REPUBLIKA.CO.ID, JAKARTA -- Kementerian Perindustrian (Kemenperin) menargetkan, impor berkurang 35 persen pada 2022. Program pengurangan atau substitusi impor pun telah disiapkan. 

"Kami dari Kemenperin, sudah secara awal mencoba merumuskan road map agar kita bisa dorong substitusi impor sebesar 35 persen. Tadinya kalau nggak ada Covid-19, targetnya by the end 2021, tapi karena ada Covid-19 ada adjustment karena kondisi sedang tidak normal, market lesu," jelas Menteri Perindustrian Agus Gumiwang Kartasasmita dalam Halal Bihalal virtual dengan media massa pada Rabu, (27/5).

Ia menegaskan, kementerian tidak alergi terhadap impor. Hanya saja, impor yang dilakukan harus memiliki nilai tambah, sehingga membantu produktivitas industri dalam negeri. "Nanti ada berbagai macam tools, cara, dan kebijakan. Meliputi terkait bea masuk dan lainnya, semua jadi bagian dari road map-nya," tutur dia.

Demi mencapai target pengurangan impor tersebut, kata Agus, perlu koordinasi serta sinergi dari semua pihak. Baik pemerintah, kementerian atau lembaga, dunia usaha, dan lainnya.
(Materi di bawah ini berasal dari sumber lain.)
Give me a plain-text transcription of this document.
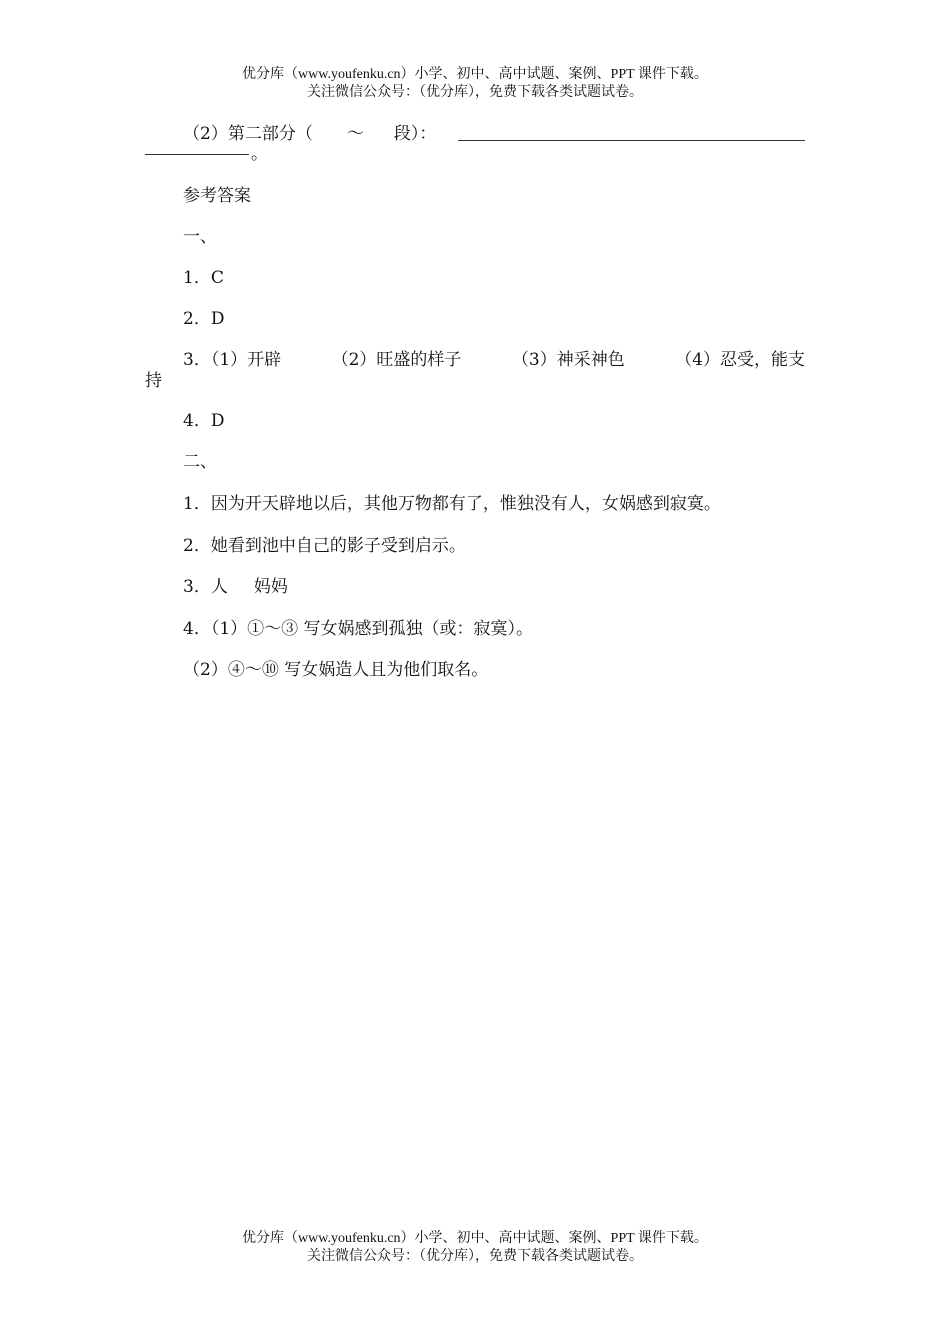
优分库（www.youfenku.cn）小学、初中、高中试题、案例、PPT 课件下载。
关注微信公众号：（优分库），免费下载各类试题试卷。
（2）第二部分（ ～ 段）：
。
参考答案
一、
1．C
2．D
3．（1）开辟	（2）旺盛的样子	（3）神采神色	（4）忍受，能支
持
4．D
二、
1．因为开天辟地以后，其他万物都有了，惟独没有人，女娲感到寂寞。
2．她看到池中自己的影子受到启示。
3．人 妈妈
4．（1）①～③ 写女娲感到孤独（或：寂寞）。
（2）④～⑩ 写女娲造人且为他们取名。
优分库（www.youfenku.cn）小学、初中、高中试题、案例、PPT 课件下载。
关注微信公众号：（优分库），免费下载各类试题试卷。
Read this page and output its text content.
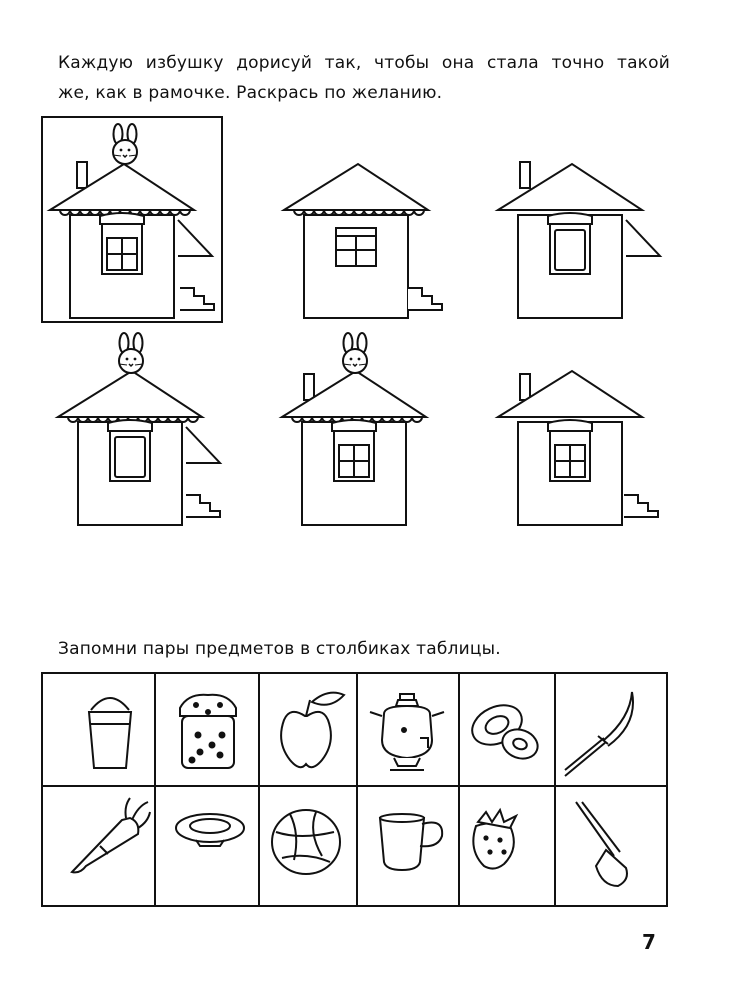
Каждую избушку дорисуй так, чтобы она стала точно такой
же, как в рамочке. Раскрась по желанию.
Запомни пары предметов в столбиках таблицы.
7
"Seperti saya sampaikan, kalau pengembangan industri cuma perlu tanda tangan saya, bisa cepat. Hanya saja kan harus memahami yang dihadapi sektor lain, keharusan kita untuk mampu rumuskan kebijakan yang komprehensif, tidak boleh korbankan sektor tertentu," katanya.

Maka, dalam road map yang disiapkan, terdapat uraian berkaitan koordinasi dengan berbagai lembaga dan asosiasi agar target pengurangan impor bisa tercapai. "Kebijakan akan kami arahkan ke sana, tentu kalau ada prioritas, karena kami akan identifikasi berdasarkan pareto terbesar penyumbang Produk Domestik Bruto (PDB), termasuk penyerapan tenaga kerjanya," kata Agus. 

Terkait impor, ada beberapa sektor yang diidentifikasi. Meliputi otomotif, tekstil, juga petrokimia. "Ketiga sektor tersebut menjadi penggerak, di samping sektor lainnya. Prioritas kita lainnya yakni sektor alkes (alat kesehatan) dan farmasi, karena ke depannya kedua sektor itu semakin penting," ujarnya. 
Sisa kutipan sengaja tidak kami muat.